R/nll_bnb.r
In depower: Power Analysis for Differential Expression Studies

Documented in nll_bnb_alt nll_bnb_null

#' Negative log-likelihood for BNB
#'
#' The negative log-likelihood for bivariate negative binomial outcomes.
#'
#' @details
#' These functions are primarily designed for speed in simulation. Arguments are
#' not checked.
#'
#' Suppose \eqn{X_1 \mid G = g \sim \text{Poisson}(\mu g)} and
#' \eqn{X_2 \mid G = g \sim \text{Poisson}(r \mu g)} where
#' \eqn{G \sim \text{Gamma}(\theta, \theta^{-1})} is the random item (subject) effect.
#' Then \eqn{X_1, X_2 \sim \text{BNB}(\mu, r, \theta)} is the joint distribution where
#' \eqn{X_1} and \eqn{X_2} are dependent (though conditionally independent),
#' \eqn{X_1} is the count outcome for sample 1 of the items (subjects),
#' \eqn{X_2} is the count outcome for sample 2 of the items (subjects),
#' \eqn{\mu} is the conditional mean of sample 1, \eqn{r} is the ratio of the
#' conditional means of sample 2 with respect to sample 1, and \eqn{\theta} is
#' the gamma distribution shape parameter which controls the dispersion and the
#' correlation between sample 1 and 2.
#'
#' The likelihood is
#'
#' \deqn{
#' \begin{aligned}
#' L(r, \mu, \theta \mid X_1, X_2) = & \left( \frac{\theta^{\theta}}{\Gamma(\theta)} \right)^{n} \times \\
#'   & \frac{\mu^{\sum{x_{1i}} + \sum{x_{2i}}}}{\prod_{i=1}^{n} x_{1i}!} \frac{r^{\sum{x_{2i}}}}{\prod_{i=1}^{n} x_{2i}!} \times \\
#'   & \frac{\prod_{i = 1}^{n} \Gamma(x_{1i} + x_{2i} + \theta)}{(\mu + r \mu + \theta)^{\sum x_{1i} + x_{2i} + \theta}}
#' \end{aligned}
#' }
#'
#' and the parameter space is
#' \eqn{\Theta = \left\{ (r, \mu, \theta) : r, \mu, \theta > 0 \right\}}.
#' The log-likelihood is
#'
#' \deqn{
#' \begin{aligned}
#' l(r, \mu, \theta) = \ & n \left[ \theta \ln \theta - \ln \Gamma(\theta) \right] + \\
#'   & n (\bar{x}_1 + \bar{x}_2) \ln(\mu) + n \bar{x}_2 \ln r + \\
#'   & \sum_{i=1}^{n}{\ln \Gamma(x_{1i} + x_{2i} + \theta)} - \\
#'   & n (\bar{x}_1 + \bar{x}_2 + \theta) \ln(\mu + r\mu + \theta) - \\
#'   & \sum_{i = 1}^{n}{\ln x_{1i}!} - \sum_{i = 1}^{n}{\ln x_{2i}!}
#' \end{aligned}
#' }
#'
#' @references
#' \insertRef{rettiganti_2012}{depower}
#'
#' \insertRef{aban_2009}{depower}
#'
#' @param param (numeric)\cr
#'        The vector of initial values for BNB parameters.

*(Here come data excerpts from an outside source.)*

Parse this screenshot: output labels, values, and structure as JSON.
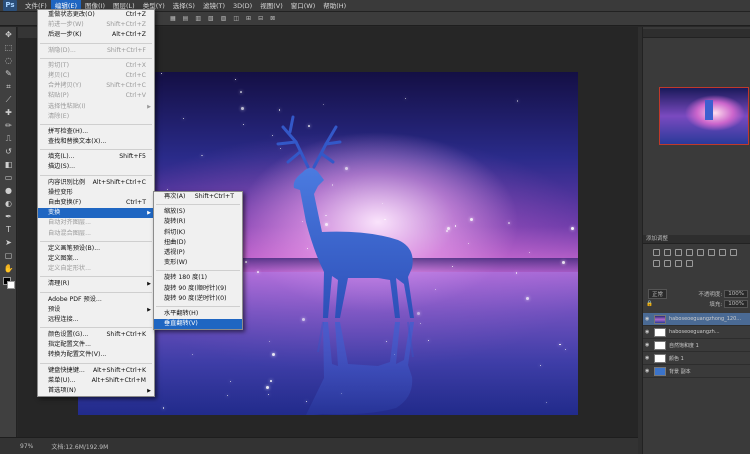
{
  "app": {
    "logo": "Ps"
  },
  "menubar": [
    "文件(F)",
    "编辑(E)",
    "图像(I)",
    "图层(L)",
    "类型(Y)",
    "选择(S)",
    "滤镜(T)",
    "3D(D)",
    "视图(V)",
    "窗口(W)",
    "帮助(H)"
  ],
  "edit_menu": [
    {
      "label": "重做状态更改(O)",
      "shortcut": "Ctrl+Z",
      "disabled": false
    },
    {
      "label": "前进一步(W)",
      "shortcut": "Shift+Ctrl+Z",
      "disabled": true
    },
    {
      "label": "后退一步(K)",
      "shortcut": "Alt+Ctrl+Z",
      "disabled": false
    },
    {
      "sep": true
    },
    {
      "label": "渐隐(D)...",
      "shortcut": "Shift+Ctrl+F",
      "disabled": true
    },
    {
      "sep": true
    },
    {
      "label": "剪切(T)",
      "shortcut": "Ctrl+X",
      "disabled": true
    },
    {
      "label": "拷贝(C)",
      "shortcut": "Ctrl+C",
      "disabled": true
    },
    {
      "label": "合并拷贝(Y)",
      "shortcut": "Shift+Ctrl+C",
      "disabled": true
    },
    {
      "label": "粘贴(P)",
      "shortcut": "Ctrl+V",
      "disabled": true
    },
    {
      "label": "选择性粘贴(I)",
      "shortcut": "",
      "disabled": true,
      "submenu": true
    },
    {
      "label": "清除(E)",
      "shortcut": "",
      "disabled": true
    },
    {
      "sep": true
    },
    {
      "label": "拼写检查(H)...",
      "shortcut": "",
      "disabled": false
    },
    {
      "label": "查找和替换文本(X)...",
      "shortcut": "",
      "disabled": false
    },
    {
      "sep": true
    },
    {
      "label": "填充(L)...",
      "shortcut": "Shift+F5",
      "disabled": false
    },
    {
      "label": "描边(S)...",
      "shortcut": "",
      "disabled": false
    },
    {
      "sep": true
    },
    {
      "label": "内容识别比例",
      "shortcut": "Alt+Shift+Ctrl+C",
      "disabled": false
    },
    {
      "label": "操控变形",
      "shortcut": "",
      "disabled": false
    },
    {
      "label": "自由变换(F)",
      "shortcut": "Ctrl+T",
      "disabled": false
    },
    {
      "label": "变换",
      "shortcut": "",
      "disabled": false,
      "submenu": true,
      "highlighted": true
    },
    {
      "label": "自动对齐图层...",
      "shortcut": "",
      "disabled": true
    },
    {
      "label": "自动混合图层...",
      "shortcut": "",
      "disabled": true
    },
    {
      "sep": true
    },
    {
      "label": "定义画笔预设(B)...",
      "shortcut": "",
      "disabled": false
    },
    {
      "label": "定义图案...",
      "shortcut": "",
      "disabled": false
    },
    {
      "label": "定义自定形状...",
      "shortcut": "",
      "disabled": true
    },
    {
      "sep": true
    },
    {
      "label": "清理(R)",
      "shortcut": "",
      "disabled": false,
      "submenu": true
    },
    {
      "sep": true
    },
    {
      "label": "Adobe PDF 预设...",
      "shortcut": "",
      "disabled": false
    },
    {
      "label": "预设",
      "shortcut": "",
      "disabled": false,
      "submenu": true
    },
    {
      "label": "远程连接...",
      "shortcut": "",
      "disabled": false
    },
    {
      "sep": true
    },
    {
      "label": "颜色设置(G)...",
      "shortcut": "Shift+Ctrl+K",
      "disabled": false
    },
    {
      "label": "指定配置文件...",
      "shortcut": "",
      "disabled": false
    },
    {
      "label": "转换为配置文件(V)...",
      "shortcut": "",
      "disabled": false
    },
    {
      "sep": true
    },
    {
      "label": "键盘快捷键...",
      "shortcut": "Alt+Shift+Ctrl+K",
      "disabled": false
    },
    {
      "label": "菜单(U)...",
      "shortcut": "Alt+Shift+Ctrl+M",
      "disabled": false
    },
    {
      "label": "首选项(N)",
      "shortcut": "",
      "disabled": false,
      "submenu": true
    }
  ],
  "transform_menu": [
    {
      "label": "再次(A)",
      "shortcut": "Shift+Ctrl+T"
    },
    {
      "sep": true
    },
    {
      "label": "缩放(S)",
      "shortcut": ""
    },
    {
      "label": "旋转(R)",
      "shortcut": ""
    },
    {
      "label": "斜切(K)",
      "shortcut": ""
    },
    {
      "label": "扭曲(D)",
      "shortcut": ""
    },
    {
      "label": "透视(P)",
      "shortcut": ""
    },
    {
      "label": "变形(W)",
      "shortcut": ""
    },
    {
      "sep": true
    },
    {
      "label": "旋转 180 度(1)",
      "shortcut": ""
    },
    {
      "label": "旋转 90 度(顺时针)(9)",
      "shortcut": ""
    },
    {
      "label": "旋转 90 度(逆时针)(0)",
      "shortcut": ""
    },
    {
      "sep": true
    },
    {
      "label": "水平翻转(H)",
      "shortcut": ""
    },
    {
      "label": "垂直翻转(V)",
      "shortcut": "",
      "highlighted": true
    }
  ],
  "status": {
    "zoom": "97%",
    "doc": "文档:12.6M/192.9M"
  },
  "layers": {
    "blend": "正常",
    "opacity_label": "不透明度:",
    "opacity": "100%",
    "fill_label": "填充:",
    "fill": "100%",
    "rows": [
      {
        "name": "haboseoeguangzhong_120...",
        "thumb": "img",
        "selected": true
      },
      {
        "name": "haboseoeguangzh...",
        "thumb": "white",
        "selected": false
      },
      {
        "name": "自然饱和度 1",
        "thumb": "white",
        "selected": false
      },
      {
        "name": "颜色 1",
        "thumb": "white",
        "selected": false
      },
      {
        "name": "背景 副本",
        "thumb": "blue",
        "selected": false
      }
    ]
  },
  "panels": {
    "adjust_title": "添加调整"
  }
}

Must be in the
#'        following order for each scenario:
#' - Null: `c(mean1, dispersion)`
#' - Alternative: `c(mean1, mean2, dispersion)`
#'
#' for samples 1 and 2.
#' @param value1 (numeric)\cr
#'        The vector of BNB values from sample 1. Must be sorted by the
#'        subject/item index. Must not contain \link[base]{NA}s.
#' @param value2 (numeric)\cr
#'        The vector of BNB values from sample 2. Must be sorted by the
#'        subject/item index. Must not contain \link[base]{NA}s.
#' @param ratio_null (Scalar numeric: `(0, Inf)`)\cr
#'        The ratio of means assumed under the null hypothesis (sample 2 / sample 1).
#'        Typically `ratio_null = 1` (no difference).
#'
#' @return Scalar numeric negative log-likelihood.
#'
#' @seealso [depower::sim_nb()], [stats::nlminb()], [stats::nlm()],
#'          [stats::optim()]
#'
#' @examples
#' #----------------------------------------------------------------------------
#' # nll_bnb*() examples
#' #----------------------------------------------------------------------------
#' library(depower)
#'
#' set.seed(1234)
#' d <- sim_bnb(
#'   n = 40,
#'   mean1 = 10,
#'   ratio = 1.2,
#'   dispersion = 2
#' )
#'
#' nll_bnb_alt(
#'   param = c(mean1 = 10, mean2 = 12, dispersion = 2),
#'   value1 = d[[1L]],
#'   value2 = d[[2L]]
#' )
#'
#' nll_bnb_null(
#'   param = c(mean = 10, dispersion = 2),
#'   value1 = d[[1L]],
#'   value2 = d[[2L]],
#'   ratio_null = 1
#' )
#'
#' @name nll_bnb
NULL

#' @export
#' @rdname nll_bnb
nll_bnb_null <- function(param, value1, value2, ratio_null) {
  mu1 <- param[1L]
  dispersion <- param[2L]
  n <- length(value1)
  mean1 <- fmean(value1, n = n)
  mean2 <- fmean(value2, n = n)
  sum1 <- sum(lgamma(value1 + value2 + dispersion))
  sum2 <- sum(lgamma(value1 + 1L))
  sum3 <- sum(lgamma(value2 + 1L))

  ll <- n * (dispersion * log(dispersion) - lgamma(dispersion)) +
        n * (mean1 + mean2) * log(mu1) +
        n * mean2 * log(ratio_null) +
        sum1 -
        n * (mean1 + mean2 + dispersion) * log(mu1 + ratio_null * mu1 + dispersion) -
        sum2 -
        sum3

  # Remove names and return negative log-likelihood
  as.numeric(-ll)
}

#' @export
#' @rdname nll_bnb
nll_bnb_alt <- function(param, value1, value2) {
  mu1 <- param[1L]
  mu2 <- param[2L]
  dispersion <- param[3L]
  n <- length(value1)
  mean1 <- fmean(x = value1, n = n)
  mean2 <- fmean(x = value2, n = n)
  sum1 <- sum(lgamma(value1 + value2 + dispersion))
  sum2 <- sum(lgamma(value1 + 1L))
  sum3 <- sum(lgamma(value2 + 1L))

  ll <- n * (dispersion * log(dispersion) - lgamma(dispersion)) +
        n * mean1 * log(mu1) +
        n * mean2 * log(mu2) +
        sum1 -
        n * (mean1 + mean2 + dispersion) * log(mu1 + mu2 + dispersion) -
        sum2 -
        sum3

  # Remove names and return negative log-likelihood
  as.numeric(-ll)
}